Notebook: Bigsby hits century mark, joins elite company

Notebook: Bigsby hits century mark, joins elite companyNotebook: Bigsby hits century mark, joins elite company

OXFORD, Miss. – Can you name the only Auburn freshmen in program history who have rushed for more than 100 yards three times against SEC competition in one season? 

Bo Jackson (1982). Michael Dyer (2010). And after Saturday, Tank Bigsby. 

Bigbsy made it three straight Saturday over 100 yards with a team-high 129 yards on 24 carries to help carry the Tigers past Ole Miss, 35-28. The performance comes on the heels of a 111-yard outing last week at South Carolina. The week before he rushed for a career-high 146 yards at home against Arkansas. That's 386 yards on the ground over his last three games, and he's averaging 6.4 yards per carry during that span. 

"Every time he runs the ball, it's something different," Auburn wide receiver Seth Williams said. "The first person is not going to tackle him. He's going to always run somebody over."

Bigbsy also scored his second and third touchdowns of the season Saturday. The freshman put Auburn on the board first with a 4-yard touchdown run straight up the middle. Then early in the fourth quarter, he found a hole to the left, stiff-armed a defender and dove across the goal line for an 18-yard score. 

It would have been three touchdowns for Bigsby if not for a holding penalty that wiped out a 100-yard kickoff return on the first play of the second half. 

"Even though they called the kick return back, he still ran it back," Williams added. "Just to see him do that, it's amazing. He's going to be special." 

Auburn's rushing attack also got a boost from the return of Shaun Shivers on Saturday. The junior, playing for the first time since week one, ripped off 60 yards on 11 carries and scored a critical touchdown late in the third quarter from a yard out. 

"He's getting close to 100 percent," Auburn head coach Gus Malzahn said. "He runs extremely hard. D.J. (Williams) got a little banged up on that one run, so those two (Shivers and Bigsby) really carried the load. I thought they ran extremely hard. I thought they broke tackles. So it was good. And they protected the football."


 'A BLESSING FOR US' 
There was a familiar voice breaking down Auburn's team huddle before the game Saturday. It was senior and team captain K.J. Britt. The All-SEC linebacker is still out indefinitely with a thumb injury, but unlike last week, he traveled with the team to Oxford. 

"He's our team leader," Malzahn said. "His presence is really special." 

Dressed in street clothes on the sideline, Britt stayed engaged throughout Saturday's contest. You could see him encouraging his teammates and fellow linebackers. 

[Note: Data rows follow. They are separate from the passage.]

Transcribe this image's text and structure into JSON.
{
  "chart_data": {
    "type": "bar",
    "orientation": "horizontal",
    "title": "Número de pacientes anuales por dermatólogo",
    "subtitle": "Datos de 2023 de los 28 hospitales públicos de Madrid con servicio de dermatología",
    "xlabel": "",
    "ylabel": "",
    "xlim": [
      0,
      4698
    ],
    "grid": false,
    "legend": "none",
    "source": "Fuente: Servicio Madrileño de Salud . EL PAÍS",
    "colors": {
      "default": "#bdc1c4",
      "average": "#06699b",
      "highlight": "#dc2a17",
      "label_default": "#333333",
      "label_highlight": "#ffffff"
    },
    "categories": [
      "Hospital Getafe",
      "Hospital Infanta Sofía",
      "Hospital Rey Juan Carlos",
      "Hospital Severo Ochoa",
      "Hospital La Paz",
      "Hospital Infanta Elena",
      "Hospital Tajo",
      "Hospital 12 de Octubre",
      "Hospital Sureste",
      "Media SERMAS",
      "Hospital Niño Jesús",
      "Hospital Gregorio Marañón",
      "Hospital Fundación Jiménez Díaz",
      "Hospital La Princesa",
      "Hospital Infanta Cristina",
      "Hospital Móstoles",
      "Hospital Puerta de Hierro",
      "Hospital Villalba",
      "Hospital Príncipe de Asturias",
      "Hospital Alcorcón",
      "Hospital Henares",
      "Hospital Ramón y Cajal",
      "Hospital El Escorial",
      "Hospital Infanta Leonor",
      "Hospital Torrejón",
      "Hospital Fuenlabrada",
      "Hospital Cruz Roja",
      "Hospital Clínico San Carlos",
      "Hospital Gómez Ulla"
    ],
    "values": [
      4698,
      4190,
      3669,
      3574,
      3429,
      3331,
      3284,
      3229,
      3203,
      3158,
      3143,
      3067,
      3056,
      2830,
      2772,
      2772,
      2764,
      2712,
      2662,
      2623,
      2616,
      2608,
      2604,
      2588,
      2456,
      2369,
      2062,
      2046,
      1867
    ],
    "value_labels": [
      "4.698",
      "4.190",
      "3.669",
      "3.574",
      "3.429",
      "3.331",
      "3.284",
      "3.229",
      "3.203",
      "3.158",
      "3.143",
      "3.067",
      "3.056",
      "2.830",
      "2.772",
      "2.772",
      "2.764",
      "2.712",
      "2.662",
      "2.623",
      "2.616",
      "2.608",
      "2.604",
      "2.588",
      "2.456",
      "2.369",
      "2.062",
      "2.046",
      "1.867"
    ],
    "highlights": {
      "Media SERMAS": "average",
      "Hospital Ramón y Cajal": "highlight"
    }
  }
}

"He's one of our team leaders and just to have him back was a blessing for us," linebacker Owen Pappoe said. "In the locker room, at the hotel, on the way here – he was just being that Energizer Bunny for us and just keeping us pumped. If we looked rattled on the field, he'll come and just calm us down and let us know what to do. It was really good to have him back on the field with us."

Pappoe, who has picked up the slack with Britt out, finished with a team-high 14 tackles against Ole Miss. That's three straight games with double-digit tackles for the sophomore who is now second on the team with 47 tackles on the season. 
 RED-ZONE SUCCESS
Through the first four games, Auburn had been in the red-zone 15 times and had just seven touchdowns to show for it. The Tigers flipped the script Saturday, scoring touchdowns on all four trips inside the red zone. 

What was the difference? It was getting back to playing hard-nosed Auburn football.  

There were 10 plays run by Auburn inside the Ole Miss Miss 20-yard line. The Tigers ran the football on every single one of them. The combination of Bigsby, Shivers and quarterback Bo Nix proved lethal as all three players scored a rushing touchdown in the red zone. Bigbsy scored a pair.   

"You've got to pound the ball in," wide receiver Seth Williams said. "You've got to be physical, play hard-nosed football. That's the Auburn way, just run it and run it until they can't stop it."